Dialog Papua: Mencegah Konflik Berkepanjangan
Konflik dan kerusuhan di Papua seakan tidak pernah berhenti dan hingga kini belum ada solusi yang akurat.
Dialog Papua:
Mencegah Konflik Berkepanjangan
Oleh: Prof Abdullah Idi.
Guru Besar Sosiologi UIN Raden Fatah Palembang
Konflik dan kerusuhan di Papua seakan tidak pernah berhenti dan hingga kini belum ada solusi yang akurat.

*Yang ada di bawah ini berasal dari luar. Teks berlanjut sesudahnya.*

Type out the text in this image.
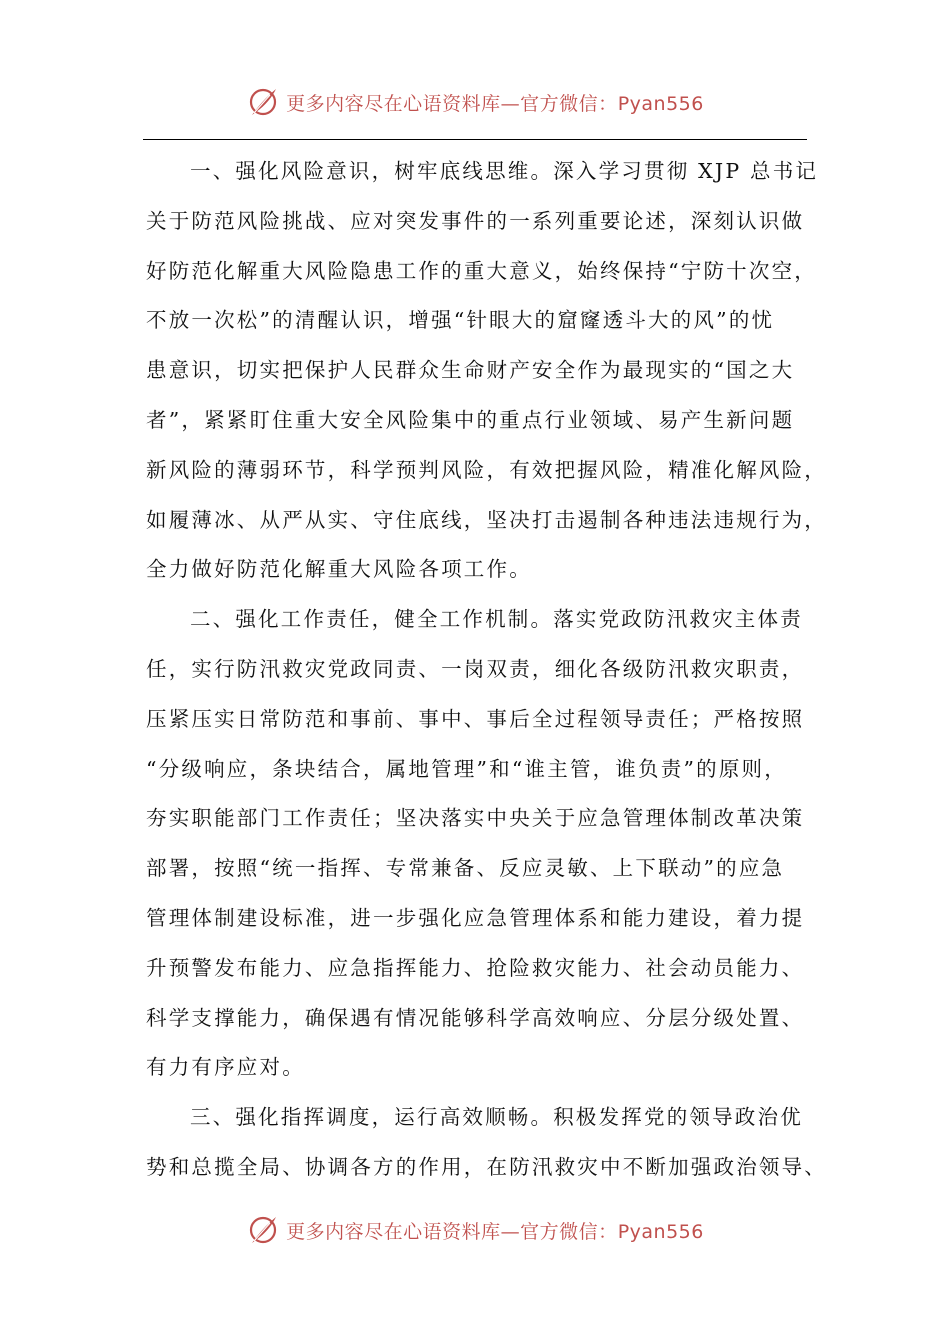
更多内容尽在心语资料库—官方微信：Pyan556
一、强化风险意识，树牢底线思维。深入学习贯彻 XJP 总书记
关于防范风险挑战、应对突发事件的一系列重要论述，深刻认识做
好防范化解重大风险隐患工作的重大意义，始终保持“宁防十次空，
不放一次松”的清醒认识，增强“针眼大的窟窿透斗大的风”的忧
患意识，切实把保护人民群众生命财产安全作为最现实的“国之大
者”，紧紧盯住重大安全风险集中的重点行业领域、易产生新问题
新风险的薄弱环节，科学预判风险，有效把握风险，精准化解风险，
如履薄冰、从严从实、守住底线，坚决打击遏制各种违法违规行为，
全力做好防范化解重大风险各项工作。
二、强化工作责任，健全工作机制。落实党政防汛救灾主体责
任，实行防汛救灾党政同责、一岗双责，细化各级防汛救灾职责，
压紧压实日常防范和事前、事中、事后全过程领导责任；严格按照
“分级响应，条块结合，属地管理”和“谁主管，谁负责”的原则，
夯实职能部门工作责任；坚决落实中央关于应急管理体制改革决策
部署，按照“统一指挥、专常兼备、反应灵敏、上下联动”的应急
管理体制建设标准，进一步强化应急管理体系和能力建设，着力提
升预警发布能力、应急指挥能力、抢险救灾能力、社会动员能力、
科学支撑能力，确保遇有情况能够科学高效响应、分层分级处置、
有力有序应对。
三、强化指挥调度，运行高效顺畅。积极发挥党的领导政治优
势和总揽全局、协调各方的作用，在防汛救灾中不断加强政治领导、
更多内容尽在心语资料库—官方微信：Pyan556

Sejak Orde Lama, Orde Baru, dan Reformasi, konflik Papua seakan terus terjadi dan berulang.
Kalau beberapa kasus konflik lainnya pada masa lalu dapat diselesaikan seperti kasus konflik Maluku dan Aceh (pernah minta Merdeka) serta Timor-Timur (minta referendum dan sudah merdeka), beda halnya dengan konflik Papua yang seakan belum ada suatu pendekatan dan solusi yang akurat.
Terbukti, setiap rezim (Orde Lama, Orde Baru, dan Reformasi) kasus Papua terus terjadi.
Tulisan ini, menganalisis faktor apa saja sebagai ‘akar’ konflik di Papua dan perlunya pendekatan dialog sebagai upaya merangkul kembali orang Papua sebagai bagian dari warga negara bangsa (nation state) Indonesia.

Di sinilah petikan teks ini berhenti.